PA shifted closer. “Anyone we know?”
“Nana Mouskouri’s Spectacles, Dick Drone, Atomic Autocrac, Callous Claude. A couple of others I hadn’t heard a peep from before.”
“Word on Prima Ballerina?” delicately prodded the Brick.
“She wasn’t on the list.”
“Saint Y?”
“Nope.”
Jack sighed. “Civilian casualties?”
“Last count, six hundred odd — two thirds of that number dead.”
Gypsie-Ann spotted a waitress, hailed her over, and ordered a bottle of Les Gouttes de Dieu merlot with four glasses.

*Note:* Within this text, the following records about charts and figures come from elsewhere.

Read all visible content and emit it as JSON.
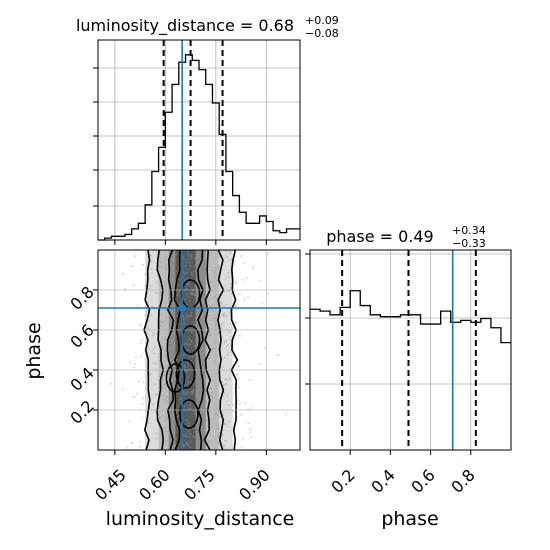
{
  "chart_data": {
    "type": "corner",
    "colors": {
      "truth": "#1f77b4",
      "hist": "#000000",
      "grid": "#b0b0b0",
      "scatter": "#9a9a9a"
    },
    "parameters": [
      "luminosity_distance",
      "phase"
    ],
    "truth": {
      "luminosity_distance": 0.65,
      "phase": 0.71
    },
    "grid": true,
    "panels": [
      {
        "id": "hist_luminosity_distance",
        "type": "histogram",
        "title": {
          "name": "luminosity_distance",
          "median": "0.68",
          "plus": "+0.09",
          "minus": "−0.08"
        },
        "xlim": [
          0.4,
          1.0
        ],
        "x_ticks": [
          0.45,
          0.6,
          0.75,
          0.9
        ],
        "ylim": [
          0,
          1.0
        ],
        "bin_edges": [
          0.4,
          0.42,
          0.44,
          0.46,
          0.48,
          0.5,
          0.52,
          0.54,
          0.56,
          0.58,
          0.6,
          0.62,
          0.64,
          0.66,
          0.68,
          0.7,
          0.72,
          0.74,
          0.76,
          0.78,
          0.8,
          0.82,
          0.84,
          0.86,
          0.88,
          0.9,
          0.92,
          0.94,
          0.96,
          0.98,
          1.0
        ],
        "counts": [
          0.0,
          0.01,
          0.02,
          0.02,
          0.03,
          0.06,
          0.09,
          0.19,
          0.37,
          0.5,
          0.69,
          0.84,
          0.96,
          1.0,
          0.97,
          0.92,
          0.84,
          0.74,
          0.57,
          0.37,
          0.24,
          0.15,
          0.09,
          0.09,
          0.13,
          0.1,
          0.05,
          0.04,
          0.06,
          0.06
        ],
        "quantiles": [
          0.595,
          0.675,
          0.77
        ]
      },
      {
        "id": "hist_phase",
        "type": "histogram",
        "title": {
          "name": "phase",
          "median": "0.49",
          "plus": "+0.34",
          "minus": "−0.33"
        },
        "xlim": [
          0.0,
          1.0
        ],
        "x_ticks": [
          0.2,
          0.4,
          0.6,
          0.8
        ],
        "ylim": [
          0,
          1.0
        ],
        "bin_edges": [
          0.0,
          0.05,
          0.1,
          0.15,
          0.2,
          0.25,
          0.3,
          0.35,
          0.4,
          0.45,
          0.5,
          0.55,
          0.6,
          0.65,
          0.7,
          0.75,
          0.8,
          0.85,
          0.9,
          0.95,
          1.0
        ],
        "counts": [
          0.76,
          0.75,
          0.73,
          0.77,
          0.86,
          0.78,
          0.73,
          0.72,
          0.72,
          0.73,
          0.73,
          0.68,
          0.68,
          0.75,
          0.69,
          0.7,
          0.69,
          0.71,
          0.66,
          0.58
        ],
        "quantiles": [
          0.16,
          0.49,
          0.825
        ]
      },
      {
        "id": "joint",
        "type": "2d_density",
        "x_param": "luminosity_distance",
        "y_param": "phase",
        "xlim": [
          0.4,
          1.0
        ],
        "ylim": [
          0.0,
          1.0
        ],
        "x_ticks": [
          0.45,
          0.6,
          0.75,
          0.9
        ],
        "y_ticks": [
          0.2,
          0.4,
          0.6,
          0.8
        ]
      }
    ],
    "labels": {
      "x_left": "luminosity_distance",
      "x_right": "phase",
      "y_left": "phase"
    },
    "tick_labels": {
      "x_left": [
        "0.45",
        "0.60",
        "0.75",
        "0.90"
      ],
      "x_right": [
        "0.2",
        "0.4",
        "0.6",
        "0.8"
      ],
      "y_left": [
        "0.2",
        "0.4",
        "0.6",
        "0.8"
      ]
    }
  }
}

“Hard to say how many for sure. The police’re still counting and playing jigsaw with the remaining pieces. Bob Kahn’s in a rage and Chief of Police O’Hara is on the telly, demanding new legislation to control Cape activities — basically pitching to lock us all up. By the way, I do love this relaxing of the stupid rules. Haven’t drunk this much in years.”
She grabbed the bottle from the waitress, before the woman could pour, in order to do a faster job herself. “Here we go. To the end of a stupid era.”
They clinked glasses filled to the rim, but before she drank PA stared into the red wine. “You reckon there’ll be others?”
“Stupid eras?”
“You know what I mean.”
“Other fly-by-nighters from Melbourne?” Jack asked after a big sip.
“Yeah.”
“Always more suckers back there,” said the Brick.
After finishing off her drink in a few quick gulps, Gypsie-Ann shook her head. “Oh, I doubt it. The system’s down, Blandos waking up. Heropa is not exactly attractive now. I’m loving it, but fact is we’re the stragglers, along with a handful of other bozos out on the streets.”